The financial sector is one of the most important parts of many developed economies. It is made up of brokers, financial institutions, and money markets—all of which provide the services needed to help keep the economy functioning. A strong financial sector is a sign of a healthy economy.
The financial sector generates a large portion of its revenue from loans and mortgages and thrives in a low-interest-rate environment. When interest rates are low, the economic conditions open the doors for more capital projects and investment, which benefits the financial sector.

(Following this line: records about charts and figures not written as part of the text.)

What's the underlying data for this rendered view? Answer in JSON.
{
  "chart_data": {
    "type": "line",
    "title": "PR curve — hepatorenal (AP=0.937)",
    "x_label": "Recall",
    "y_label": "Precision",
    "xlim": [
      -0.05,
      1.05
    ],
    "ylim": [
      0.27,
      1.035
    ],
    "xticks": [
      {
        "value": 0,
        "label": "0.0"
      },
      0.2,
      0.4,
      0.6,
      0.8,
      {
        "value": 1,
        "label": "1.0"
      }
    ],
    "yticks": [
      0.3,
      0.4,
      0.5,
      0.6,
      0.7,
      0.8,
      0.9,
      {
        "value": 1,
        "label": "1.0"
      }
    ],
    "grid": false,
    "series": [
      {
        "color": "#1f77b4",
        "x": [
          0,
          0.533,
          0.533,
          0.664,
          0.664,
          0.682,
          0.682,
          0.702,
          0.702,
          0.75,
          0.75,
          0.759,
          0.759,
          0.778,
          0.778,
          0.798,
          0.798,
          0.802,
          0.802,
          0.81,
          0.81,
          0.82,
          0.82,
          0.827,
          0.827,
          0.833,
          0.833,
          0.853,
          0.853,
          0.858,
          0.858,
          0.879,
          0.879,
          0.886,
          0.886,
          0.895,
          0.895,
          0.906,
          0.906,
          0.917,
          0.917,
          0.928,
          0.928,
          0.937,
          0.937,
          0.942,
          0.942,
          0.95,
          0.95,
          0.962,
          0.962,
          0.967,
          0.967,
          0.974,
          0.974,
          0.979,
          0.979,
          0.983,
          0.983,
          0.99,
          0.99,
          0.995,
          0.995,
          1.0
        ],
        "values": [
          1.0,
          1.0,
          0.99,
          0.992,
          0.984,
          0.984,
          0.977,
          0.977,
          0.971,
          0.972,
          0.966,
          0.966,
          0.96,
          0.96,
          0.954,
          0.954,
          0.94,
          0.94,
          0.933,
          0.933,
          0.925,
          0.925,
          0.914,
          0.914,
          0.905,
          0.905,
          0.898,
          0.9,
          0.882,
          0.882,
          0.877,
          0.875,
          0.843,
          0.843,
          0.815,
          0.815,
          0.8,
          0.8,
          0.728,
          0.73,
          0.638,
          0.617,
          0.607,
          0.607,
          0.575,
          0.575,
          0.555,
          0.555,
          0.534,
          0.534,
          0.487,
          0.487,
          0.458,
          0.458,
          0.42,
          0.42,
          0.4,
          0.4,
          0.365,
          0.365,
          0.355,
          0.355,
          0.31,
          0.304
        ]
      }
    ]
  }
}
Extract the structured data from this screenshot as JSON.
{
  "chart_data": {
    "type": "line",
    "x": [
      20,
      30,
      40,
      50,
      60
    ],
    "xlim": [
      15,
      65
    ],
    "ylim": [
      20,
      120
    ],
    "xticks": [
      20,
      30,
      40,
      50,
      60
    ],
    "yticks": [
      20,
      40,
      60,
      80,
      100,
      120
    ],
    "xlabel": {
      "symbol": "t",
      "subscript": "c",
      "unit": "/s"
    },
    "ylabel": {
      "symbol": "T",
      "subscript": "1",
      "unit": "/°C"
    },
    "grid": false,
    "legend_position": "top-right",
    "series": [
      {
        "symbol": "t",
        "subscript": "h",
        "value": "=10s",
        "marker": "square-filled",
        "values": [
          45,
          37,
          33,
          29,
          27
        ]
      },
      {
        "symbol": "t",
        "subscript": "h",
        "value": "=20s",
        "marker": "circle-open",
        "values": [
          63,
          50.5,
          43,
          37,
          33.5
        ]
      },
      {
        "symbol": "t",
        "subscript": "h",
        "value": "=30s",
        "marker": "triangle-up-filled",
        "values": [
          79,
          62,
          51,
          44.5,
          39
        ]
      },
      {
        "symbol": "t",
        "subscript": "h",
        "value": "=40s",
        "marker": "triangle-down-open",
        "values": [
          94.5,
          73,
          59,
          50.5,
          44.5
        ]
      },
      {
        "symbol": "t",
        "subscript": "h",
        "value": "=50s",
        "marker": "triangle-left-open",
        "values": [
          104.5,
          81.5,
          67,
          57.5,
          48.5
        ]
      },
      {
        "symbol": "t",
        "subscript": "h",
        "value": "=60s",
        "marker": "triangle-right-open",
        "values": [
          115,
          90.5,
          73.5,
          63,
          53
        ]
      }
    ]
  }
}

The financial sector can be broken down into several categories, including banks, insurance, financial services, mortgage REITs, and fintech.
Banks
Bank stocks make up the bulk of the financial sector. These include commercial banks, such as Wells Fargo, which provide deposit accounts and loans to individuals and businesses. They also include investment banks, such as Goldman Sachs, which provide services to institutions and high-net-worth investors. Some banks, like JPMorgan Chase, serve both commercial and institutional clients.
Insurance
The insurance subsector is the second-largest part of the financial sector and includes property and casualty insurers, life and health insurers, specialty insurers, and insurance brokers. Berkshire Hathaway is the largest company in the insurance subsector. This subsector also includes "insurtech" companies, such as Lemonade.
Financial Services
Some companies provide services related to investing and the public markets without being classified as banks or insurers. The ratings agency S&P Global and the futures exchange CME Group are two examples of financial service providers.
Mortgage REITs
Mortgage REITs are companies that own mortgages and other financial real estate instruments, known as mortgage real estate investment trusts (mREITs).
Fintech
Fintech companies, or financial technology companies, are those that leverage technology to create new solutions for the financial industry. Visa, PayPal Holdings, and Block (formerly known as Square) fit into this category.
SPACs
A special purpose acquisition company, or SPAC, is a company with no business operations that exists to take another company public. Also known as "blank check" companies, SPACs are considered part of the financial sector.
Analysing Financial Sector Investments
When evaluating financial sector investments, investors can use both standard metrics, such as the price-to-earnings (P/E) ratio, and custom, sector-specific metrics. For the banking and insurance subsectors, there are some particularly important metrics for investors to consider, including return on equity (ROE), return on assets (ROA), net interest margin (NIM), efficiency ratio, net charge-off (NCO) ratio, and price-to-book (P/B) ratio.
Positive and Negative Factors Affecting the Financial Sector
Some of the positive factors that affect the financial sector include moderately rising interest rates, reducing regulation, and lower consumer debt levels. Conversely, investors should also be aware of some negative factors, such as rapid interest rate increases, yield curve flattening, and more legislation.